Suivi de l’épidémie COVID-19 en Europe : 8 opérateurs, dont Orange, d’accord pour partager les données de géolocalisation

Suivi de l’épidémie COVID-19 en Europe : 8 opérateurs, dont Orange, d’accord pour partager les données de géolocalisation

Huit opérateurs télécoms vont partager leurs données de géolocalisation pour aider les scientifiques dans la lutte contre l’épidémie de coronavirus en Europe. Le Contrôleur européen de la protection des données dit rester attentif au respect de la vie privée.

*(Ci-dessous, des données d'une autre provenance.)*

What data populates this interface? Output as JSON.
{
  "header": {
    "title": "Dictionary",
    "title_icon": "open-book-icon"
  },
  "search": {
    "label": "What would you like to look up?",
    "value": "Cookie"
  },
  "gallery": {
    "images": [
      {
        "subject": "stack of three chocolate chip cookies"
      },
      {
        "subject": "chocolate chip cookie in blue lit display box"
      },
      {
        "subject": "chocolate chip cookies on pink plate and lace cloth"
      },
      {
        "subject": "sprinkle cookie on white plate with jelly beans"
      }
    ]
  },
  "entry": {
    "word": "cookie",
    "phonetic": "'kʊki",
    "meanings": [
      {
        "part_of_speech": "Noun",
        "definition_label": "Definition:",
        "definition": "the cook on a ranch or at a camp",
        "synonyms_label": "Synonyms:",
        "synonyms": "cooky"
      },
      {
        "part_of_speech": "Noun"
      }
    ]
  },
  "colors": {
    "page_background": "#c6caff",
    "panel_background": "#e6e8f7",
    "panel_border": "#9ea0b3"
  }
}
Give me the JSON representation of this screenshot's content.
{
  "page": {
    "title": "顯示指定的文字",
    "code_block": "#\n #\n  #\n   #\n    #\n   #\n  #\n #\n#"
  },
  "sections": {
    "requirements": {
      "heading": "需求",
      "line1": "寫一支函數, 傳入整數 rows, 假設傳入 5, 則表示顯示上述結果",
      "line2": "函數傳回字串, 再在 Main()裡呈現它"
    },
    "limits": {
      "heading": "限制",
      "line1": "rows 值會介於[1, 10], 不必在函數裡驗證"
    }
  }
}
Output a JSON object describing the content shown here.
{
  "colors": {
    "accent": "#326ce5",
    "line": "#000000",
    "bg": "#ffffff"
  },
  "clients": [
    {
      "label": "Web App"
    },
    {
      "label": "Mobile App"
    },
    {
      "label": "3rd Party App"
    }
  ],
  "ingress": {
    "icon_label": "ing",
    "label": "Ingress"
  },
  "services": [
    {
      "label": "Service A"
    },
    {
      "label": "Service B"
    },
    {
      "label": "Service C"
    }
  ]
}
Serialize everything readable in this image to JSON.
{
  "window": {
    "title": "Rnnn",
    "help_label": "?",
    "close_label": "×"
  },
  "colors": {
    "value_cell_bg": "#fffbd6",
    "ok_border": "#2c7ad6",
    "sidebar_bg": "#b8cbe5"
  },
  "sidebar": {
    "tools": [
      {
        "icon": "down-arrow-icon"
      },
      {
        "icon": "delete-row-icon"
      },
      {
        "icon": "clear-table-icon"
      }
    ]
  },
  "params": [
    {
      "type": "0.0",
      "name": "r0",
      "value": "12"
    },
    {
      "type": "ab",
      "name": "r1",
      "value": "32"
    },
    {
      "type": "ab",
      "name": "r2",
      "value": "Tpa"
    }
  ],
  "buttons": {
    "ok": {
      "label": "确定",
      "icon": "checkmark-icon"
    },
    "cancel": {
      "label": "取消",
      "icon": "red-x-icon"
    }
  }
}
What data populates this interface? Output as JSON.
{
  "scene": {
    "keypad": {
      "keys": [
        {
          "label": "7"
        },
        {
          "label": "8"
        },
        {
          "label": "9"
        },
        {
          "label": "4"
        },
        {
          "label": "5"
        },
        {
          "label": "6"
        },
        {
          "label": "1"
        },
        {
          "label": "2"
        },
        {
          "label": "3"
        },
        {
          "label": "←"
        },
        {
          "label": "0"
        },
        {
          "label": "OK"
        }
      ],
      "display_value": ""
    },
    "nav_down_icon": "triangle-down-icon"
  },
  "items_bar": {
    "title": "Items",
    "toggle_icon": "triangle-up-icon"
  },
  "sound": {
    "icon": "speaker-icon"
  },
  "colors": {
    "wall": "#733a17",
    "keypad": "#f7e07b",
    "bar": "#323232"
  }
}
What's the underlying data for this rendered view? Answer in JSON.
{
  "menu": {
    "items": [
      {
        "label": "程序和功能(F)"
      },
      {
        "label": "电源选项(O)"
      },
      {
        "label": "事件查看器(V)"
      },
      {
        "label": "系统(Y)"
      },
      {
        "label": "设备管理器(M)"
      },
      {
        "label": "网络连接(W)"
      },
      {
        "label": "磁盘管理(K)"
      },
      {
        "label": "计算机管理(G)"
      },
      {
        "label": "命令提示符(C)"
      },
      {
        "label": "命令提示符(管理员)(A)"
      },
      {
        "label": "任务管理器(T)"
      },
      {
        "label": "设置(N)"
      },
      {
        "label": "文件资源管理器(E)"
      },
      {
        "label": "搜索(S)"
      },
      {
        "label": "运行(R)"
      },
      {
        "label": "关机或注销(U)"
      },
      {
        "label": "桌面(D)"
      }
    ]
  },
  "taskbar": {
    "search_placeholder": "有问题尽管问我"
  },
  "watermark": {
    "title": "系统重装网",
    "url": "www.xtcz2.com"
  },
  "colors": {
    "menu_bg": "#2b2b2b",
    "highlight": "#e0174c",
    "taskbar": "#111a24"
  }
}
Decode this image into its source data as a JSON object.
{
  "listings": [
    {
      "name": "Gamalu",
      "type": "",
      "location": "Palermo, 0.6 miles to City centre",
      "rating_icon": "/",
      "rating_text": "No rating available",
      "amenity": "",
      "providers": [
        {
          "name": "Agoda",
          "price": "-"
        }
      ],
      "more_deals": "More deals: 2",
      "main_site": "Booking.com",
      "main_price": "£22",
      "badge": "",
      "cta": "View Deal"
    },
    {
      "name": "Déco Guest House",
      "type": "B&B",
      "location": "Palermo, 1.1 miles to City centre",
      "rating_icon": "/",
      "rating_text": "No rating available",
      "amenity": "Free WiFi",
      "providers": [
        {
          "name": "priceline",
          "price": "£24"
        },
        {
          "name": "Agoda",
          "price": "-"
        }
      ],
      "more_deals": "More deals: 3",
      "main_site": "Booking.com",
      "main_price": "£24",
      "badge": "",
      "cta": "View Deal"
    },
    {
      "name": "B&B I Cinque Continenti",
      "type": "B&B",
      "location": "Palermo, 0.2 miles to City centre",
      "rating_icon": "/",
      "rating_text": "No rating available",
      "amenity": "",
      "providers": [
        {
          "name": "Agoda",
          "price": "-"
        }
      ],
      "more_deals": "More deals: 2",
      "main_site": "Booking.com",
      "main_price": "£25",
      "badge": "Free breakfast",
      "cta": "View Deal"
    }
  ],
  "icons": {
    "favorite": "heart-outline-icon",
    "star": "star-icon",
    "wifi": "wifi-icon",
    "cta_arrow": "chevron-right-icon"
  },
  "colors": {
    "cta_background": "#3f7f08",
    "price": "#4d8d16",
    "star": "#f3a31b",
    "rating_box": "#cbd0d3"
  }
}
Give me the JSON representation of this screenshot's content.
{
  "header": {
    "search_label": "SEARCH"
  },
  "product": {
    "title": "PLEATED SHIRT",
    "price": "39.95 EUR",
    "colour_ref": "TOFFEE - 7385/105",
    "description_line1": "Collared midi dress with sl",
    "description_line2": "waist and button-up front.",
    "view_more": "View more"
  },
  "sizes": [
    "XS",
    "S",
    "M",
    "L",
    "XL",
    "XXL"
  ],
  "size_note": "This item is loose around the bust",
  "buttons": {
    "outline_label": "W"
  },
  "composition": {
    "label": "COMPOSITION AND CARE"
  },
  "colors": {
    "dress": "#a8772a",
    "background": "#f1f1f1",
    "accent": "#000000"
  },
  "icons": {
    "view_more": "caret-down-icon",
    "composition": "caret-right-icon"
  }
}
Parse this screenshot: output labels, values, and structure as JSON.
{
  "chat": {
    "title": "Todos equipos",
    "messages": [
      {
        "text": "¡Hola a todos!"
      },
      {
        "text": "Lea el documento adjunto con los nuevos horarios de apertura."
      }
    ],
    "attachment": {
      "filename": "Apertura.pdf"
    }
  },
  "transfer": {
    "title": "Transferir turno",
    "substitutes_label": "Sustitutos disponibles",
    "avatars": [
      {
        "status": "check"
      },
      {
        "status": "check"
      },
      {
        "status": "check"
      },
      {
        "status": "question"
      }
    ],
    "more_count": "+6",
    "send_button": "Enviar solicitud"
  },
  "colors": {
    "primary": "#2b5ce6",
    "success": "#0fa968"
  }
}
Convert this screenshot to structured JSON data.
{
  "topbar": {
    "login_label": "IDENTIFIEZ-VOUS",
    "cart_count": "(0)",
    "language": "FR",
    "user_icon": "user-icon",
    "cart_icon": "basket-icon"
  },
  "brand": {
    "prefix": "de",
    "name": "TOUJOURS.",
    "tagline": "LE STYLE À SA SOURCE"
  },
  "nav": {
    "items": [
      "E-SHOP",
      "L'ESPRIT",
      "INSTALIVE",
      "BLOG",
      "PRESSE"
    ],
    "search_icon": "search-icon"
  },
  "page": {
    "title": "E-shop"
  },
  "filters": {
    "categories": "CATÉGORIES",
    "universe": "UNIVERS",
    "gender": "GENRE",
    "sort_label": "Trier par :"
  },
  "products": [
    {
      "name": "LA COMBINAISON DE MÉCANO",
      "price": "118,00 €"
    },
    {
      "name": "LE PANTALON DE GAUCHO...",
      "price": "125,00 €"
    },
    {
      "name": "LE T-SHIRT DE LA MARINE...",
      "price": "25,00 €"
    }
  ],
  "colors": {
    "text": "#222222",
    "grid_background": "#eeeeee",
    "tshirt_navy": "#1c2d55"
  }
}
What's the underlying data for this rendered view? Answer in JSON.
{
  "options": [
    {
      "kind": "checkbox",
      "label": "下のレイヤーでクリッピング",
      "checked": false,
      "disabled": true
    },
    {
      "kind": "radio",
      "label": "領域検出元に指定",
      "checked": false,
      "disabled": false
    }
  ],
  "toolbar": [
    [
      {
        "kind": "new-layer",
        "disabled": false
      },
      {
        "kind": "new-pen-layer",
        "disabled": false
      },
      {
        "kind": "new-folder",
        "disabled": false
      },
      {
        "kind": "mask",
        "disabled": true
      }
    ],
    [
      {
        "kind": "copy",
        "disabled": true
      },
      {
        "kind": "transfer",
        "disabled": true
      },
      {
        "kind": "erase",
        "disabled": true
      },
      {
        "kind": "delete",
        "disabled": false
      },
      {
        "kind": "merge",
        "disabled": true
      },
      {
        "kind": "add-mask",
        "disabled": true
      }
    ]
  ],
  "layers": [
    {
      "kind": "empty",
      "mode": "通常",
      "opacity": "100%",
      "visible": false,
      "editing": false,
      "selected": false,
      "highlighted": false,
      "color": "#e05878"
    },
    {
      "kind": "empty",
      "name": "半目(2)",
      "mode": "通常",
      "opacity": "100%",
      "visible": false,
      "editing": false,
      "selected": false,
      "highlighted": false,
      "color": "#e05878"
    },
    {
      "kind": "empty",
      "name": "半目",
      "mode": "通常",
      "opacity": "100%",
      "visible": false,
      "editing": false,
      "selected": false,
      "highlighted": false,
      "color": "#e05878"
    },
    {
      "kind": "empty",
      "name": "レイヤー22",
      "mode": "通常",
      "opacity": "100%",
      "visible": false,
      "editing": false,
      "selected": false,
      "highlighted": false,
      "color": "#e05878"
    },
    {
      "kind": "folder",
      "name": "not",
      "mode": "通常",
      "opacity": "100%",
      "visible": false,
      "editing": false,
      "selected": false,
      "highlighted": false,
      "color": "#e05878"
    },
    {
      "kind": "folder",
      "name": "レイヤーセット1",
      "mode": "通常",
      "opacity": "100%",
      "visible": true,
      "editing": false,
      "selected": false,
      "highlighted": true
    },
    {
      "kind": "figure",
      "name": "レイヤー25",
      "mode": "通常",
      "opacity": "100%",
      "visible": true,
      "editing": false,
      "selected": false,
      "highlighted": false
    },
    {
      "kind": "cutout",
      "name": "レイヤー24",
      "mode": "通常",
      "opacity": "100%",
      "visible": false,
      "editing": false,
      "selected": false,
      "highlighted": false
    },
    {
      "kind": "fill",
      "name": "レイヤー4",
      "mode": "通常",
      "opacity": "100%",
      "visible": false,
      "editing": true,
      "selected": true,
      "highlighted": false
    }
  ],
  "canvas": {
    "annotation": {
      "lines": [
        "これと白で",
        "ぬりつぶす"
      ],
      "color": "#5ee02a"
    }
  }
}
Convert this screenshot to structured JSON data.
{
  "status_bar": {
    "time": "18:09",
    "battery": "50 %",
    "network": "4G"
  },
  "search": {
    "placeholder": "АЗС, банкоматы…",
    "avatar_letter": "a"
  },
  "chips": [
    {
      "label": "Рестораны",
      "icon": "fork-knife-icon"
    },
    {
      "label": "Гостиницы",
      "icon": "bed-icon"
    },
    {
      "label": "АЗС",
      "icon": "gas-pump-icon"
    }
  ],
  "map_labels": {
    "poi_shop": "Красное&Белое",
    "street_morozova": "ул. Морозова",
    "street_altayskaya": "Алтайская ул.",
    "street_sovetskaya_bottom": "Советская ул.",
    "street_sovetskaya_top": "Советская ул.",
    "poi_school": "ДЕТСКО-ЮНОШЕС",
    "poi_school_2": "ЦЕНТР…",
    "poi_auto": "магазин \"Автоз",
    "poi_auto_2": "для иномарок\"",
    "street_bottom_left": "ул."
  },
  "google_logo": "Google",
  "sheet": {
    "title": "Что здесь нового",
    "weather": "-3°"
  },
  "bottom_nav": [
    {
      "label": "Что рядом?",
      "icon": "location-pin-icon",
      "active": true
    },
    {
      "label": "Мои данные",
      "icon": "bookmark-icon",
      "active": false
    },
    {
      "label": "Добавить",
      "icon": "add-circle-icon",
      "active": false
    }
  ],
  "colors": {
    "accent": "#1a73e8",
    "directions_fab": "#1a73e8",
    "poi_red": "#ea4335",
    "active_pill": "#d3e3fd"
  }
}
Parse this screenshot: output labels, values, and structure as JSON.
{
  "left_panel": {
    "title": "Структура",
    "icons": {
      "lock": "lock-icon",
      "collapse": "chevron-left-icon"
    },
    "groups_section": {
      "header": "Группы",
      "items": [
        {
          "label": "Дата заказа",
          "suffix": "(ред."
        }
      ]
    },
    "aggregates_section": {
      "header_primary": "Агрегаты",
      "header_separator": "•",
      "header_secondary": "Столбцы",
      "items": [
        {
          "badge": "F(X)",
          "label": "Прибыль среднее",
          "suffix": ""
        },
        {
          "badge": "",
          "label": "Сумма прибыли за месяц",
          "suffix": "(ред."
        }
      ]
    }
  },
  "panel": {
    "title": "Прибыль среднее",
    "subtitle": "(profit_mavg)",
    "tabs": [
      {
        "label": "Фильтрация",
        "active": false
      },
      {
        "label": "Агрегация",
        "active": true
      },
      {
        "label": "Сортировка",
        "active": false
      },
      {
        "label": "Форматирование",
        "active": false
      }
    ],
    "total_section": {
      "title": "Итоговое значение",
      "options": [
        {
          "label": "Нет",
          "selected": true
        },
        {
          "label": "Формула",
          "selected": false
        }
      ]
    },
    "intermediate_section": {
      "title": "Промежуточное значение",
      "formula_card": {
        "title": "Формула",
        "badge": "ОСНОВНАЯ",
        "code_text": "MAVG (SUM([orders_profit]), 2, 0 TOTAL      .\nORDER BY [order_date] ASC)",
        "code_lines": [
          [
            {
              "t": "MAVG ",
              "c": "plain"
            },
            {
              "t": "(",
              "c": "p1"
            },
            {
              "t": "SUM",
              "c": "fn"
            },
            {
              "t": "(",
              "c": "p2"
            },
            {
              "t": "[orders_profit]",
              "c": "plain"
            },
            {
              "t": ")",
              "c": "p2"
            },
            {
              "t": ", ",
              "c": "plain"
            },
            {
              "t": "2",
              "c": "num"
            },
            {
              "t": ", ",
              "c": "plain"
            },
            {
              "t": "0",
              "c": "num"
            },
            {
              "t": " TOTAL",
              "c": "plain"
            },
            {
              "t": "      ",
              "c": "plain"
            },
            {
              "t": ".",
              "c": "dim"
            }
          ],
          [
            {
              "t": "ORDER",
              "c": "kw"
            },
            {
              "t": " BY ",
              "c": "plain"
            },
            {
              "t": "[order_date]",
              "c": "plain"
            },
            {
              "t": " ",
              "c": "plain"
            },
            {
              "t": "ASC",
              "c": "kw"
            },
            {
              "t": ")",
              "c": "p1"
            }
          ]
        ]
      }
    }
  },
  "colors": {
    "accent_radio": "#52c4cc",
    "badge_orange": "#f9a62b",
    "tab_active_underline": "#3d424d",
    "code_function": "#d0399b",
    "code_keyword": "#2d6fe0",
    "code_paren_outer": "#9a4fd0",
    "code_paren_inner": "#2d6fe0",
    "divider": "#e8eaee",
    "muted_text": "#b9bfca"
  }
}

En pleine crise sanitaire, Thierry Breton, commissaire européen au Numérique, avait rencontré ce lundi les opérateurs et leur avait demandé de partager leurs données de géolocalisation récoltées grâce aux téléphones mobiles. Il s’agissait de permettre aux scientifiques de mieux suivre l’évolution de l’épidémie, afin de coordonner les actions et d’en venir à bout.

Ce mercredi, la GSM Association, qui regroupe les grands opérateurs, a fait savoir que huit opérateurs européens (A1 Telekom Austria, Deutsche Telekom, Orange, Telecom Italia, Telefonica, Telenor, Telia et Vodafone) ont accepté. Dans le but de rassurer les utilisateurs concernant le respect de la vie privée, la Commission européenne a indiqué que les données seront anonymisées. Mais aussi et surtout qu’elles feront l’objet d’une destruction une fois l’épidémie enrayée.

Tout en déclarant que le projet restait dans les clous en matière de respect de la vie privée, le Contrôleur européen de la protection des données a indiqué que “la Commission devra clairement définir l’ensemble de données qu’elle souhaite obtenir et assurer la transparence vis-à-vis du public, afin d’éviter tout malentendu” et qu’elle devra “limiter l’accès à ces données à des experts autorisés en épidémiologie spatiale, en protection des données et en données scientifiques”. Wojciech Wiewiorowski, son directeur, insiste par ailleurs sur le fait “qu’une telle solution doit être considérée comme extraordinaire”.

Orange, en France

“Nous travaillons actuellement avec l’Inserm (Institut national de la santé et de la recherche médicale, NDLR) et des préfectures, afin de pouvoir alimenter sous quelques jours les autorités avec des indicateurs statistiques construits en toute conformité avec la réglementation sur les données personnelles”, a récemment déclaré l’opérateur à l’AFP. Au Figaro, le PDG d’Orange Stéphane Richard a aussi souligné que l’utilisation des données nécessite quelques ajustements : “Cela demande des ajustements réglementaires et un accord de la CNIL. Ainsi, il faudrait pouvoir garder des données sur une durée de temps longue. Or, actuellement, nous devons les supprimer au bout d’un an. Nous voudrions les garder deux ans”.

Il n’est toutefois pas question d’une surveillance individuelle. Anonymisées, les données permettraient “de modéliser la propagation de la maladie” ou encore de “mesurer l’efficacité des mesures de confinement”, en observant les mouvements de population, afin d’ajuster les dispositions en conséquence.